Мы помолчали, я пока что давил впрок старинным латунным пестом красничную ягоду в миске.
- Ну... мне пора, - проговорил наконец Мурзик серьезно и как будто даже расстроенно. - Заботы вконец одолели. Котят вон за истекший период народилось просто немеряно.
- От кого бы это они так вот таки народились? - поинтересовался я, отрываясь от давленой ягоды. - Прямо стесняюсь спросить...
Но вопрос мой повис в воздухе - кот бесшумно и не прощаясь уже скрылся за дверью.
2. Енисей
- Поздравляю! - с порога приветствовала меня Енисей. - Твое назначение одобрено на самом высоком уровне. Поздравляю.
- Постой-ка... - недоуменно проговорил я. От красники во всем теле покалывали невидимые иголочки. - Я что-то не понял прикола. Только сейчас дошло... Вот ты - смотрящая по фауне, так ведь?
- Так, - с лукавым видом согласилась девочка.

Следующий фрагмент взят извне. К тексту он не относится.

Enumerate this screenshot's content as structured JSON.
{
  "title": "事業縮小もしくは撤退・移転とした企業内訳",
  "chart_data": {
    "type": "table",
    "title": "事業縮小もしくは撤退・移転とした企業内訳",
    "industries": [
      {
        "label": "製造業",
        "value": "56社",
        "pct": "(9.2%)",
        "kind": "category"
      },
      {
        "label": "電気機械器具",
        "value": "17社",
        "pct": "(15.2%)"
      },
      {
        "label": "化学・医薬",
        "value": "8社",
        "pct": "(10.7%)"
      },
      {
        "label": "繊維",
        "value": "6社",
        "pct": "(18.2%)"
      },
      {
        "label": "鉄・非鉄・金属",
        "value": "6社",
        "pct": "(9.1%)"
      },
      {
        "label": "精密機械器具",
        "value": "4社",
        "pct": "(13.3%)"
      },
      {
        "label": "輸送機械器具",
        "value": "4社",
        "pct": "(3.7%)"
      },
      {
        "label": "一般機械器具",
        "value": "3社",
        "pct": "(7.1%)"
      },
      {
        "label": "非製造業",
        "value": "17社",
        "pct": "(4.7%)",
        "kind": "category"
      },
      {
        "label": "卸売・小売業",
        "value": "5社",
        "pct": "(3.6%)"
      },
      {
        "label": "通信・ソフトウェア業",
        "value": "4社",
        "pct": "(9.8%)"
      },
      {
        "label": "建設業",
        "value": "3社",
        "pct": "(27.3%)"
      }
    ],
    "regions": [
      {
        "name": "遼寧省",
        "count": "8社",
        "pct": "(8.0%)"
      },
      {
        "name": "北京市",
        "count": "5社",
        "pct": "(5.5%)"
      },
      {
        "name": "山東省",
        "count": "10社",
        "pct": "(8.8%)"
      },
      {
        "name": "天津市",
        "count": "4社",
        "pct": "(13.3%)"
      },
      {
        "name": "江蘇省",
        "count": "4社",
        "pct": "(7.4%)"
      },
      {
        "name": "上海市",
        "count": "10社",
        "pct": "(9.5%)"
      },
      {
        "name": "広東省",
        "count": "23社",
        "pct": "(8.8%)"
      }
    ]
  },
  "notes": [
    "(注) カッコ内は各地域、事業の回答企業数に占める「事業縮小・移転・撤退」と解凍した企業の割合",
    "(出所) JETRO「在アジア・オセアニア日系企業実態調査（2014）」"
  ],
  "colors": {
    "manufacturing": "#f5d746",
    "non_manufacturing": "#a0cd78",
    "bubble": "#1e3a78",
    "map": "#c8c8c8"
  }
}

- А я теперь - смотрящий по речкам, верно?
- Да, - снова согласилась она, улыбаясь во весь свой соблазнительный рот.
- И при этом я - фауна. Или нет?
- Да не тяни уже! - фыркнула наконец Енисей. - Мы смотрим за фауной, ты смотришь за нами - что непонятного? Гены у тебя хорошие. Как оказалось. Ничего личного...
- Во как... - задумчиво протянул я.
- Давай, давай, времени мало... - заторопила меня смотрящая и потянула за собой в какую-то комнатку.
И тут в доме как бы случайно погас свет.
Когда Енисей принялась меня расталкивать, рассвет еще только брезжил.
- Подъем! Поднимаемся... - торопила она, подавая мне одежду. - Поменьше будет досужих глаз. Не надо, чтобы такие вещи становились известны всей деревне.
- Какие вещи? - спросонья уточнил я.
- Такие... Что делал смотрящий по речкам в доме у речки. Ночью.
- Аа-а... - сообразил я, зевая.
- Лишние знания - лишние горести, - продолжала витийствовать Енисей. - Ты ведь не хочешь горестей своим согражданам? - Она засмеялась. - И всей моей подопечной фауне.
- Не хочу, - тупо согласился я.
- Ну и правильно! - заключила Енисей с довольным видом. - Ты и сам моя любезная фауна. Очаровательная фауна...
Я медленно приходил в себя. Енисей тем временем, несмотря на минувшую ночь, на глазах преображалась: теперь вся она была уже стиль и строгость, как и положено смотрящей.
- А потому ты пойдешь сейчас огородами и дашь хорошего крюка от поселка, а затем вернешься обратно - будто из леса, - завершила она приказным тоном.
Наконец я взял себя в руки, скоро оделся и прополоскал рот от красничного послевкусья.
- Положишь эту штуку в карман.
Енисей достала из шкафчика и протянула мне какую-то коробку.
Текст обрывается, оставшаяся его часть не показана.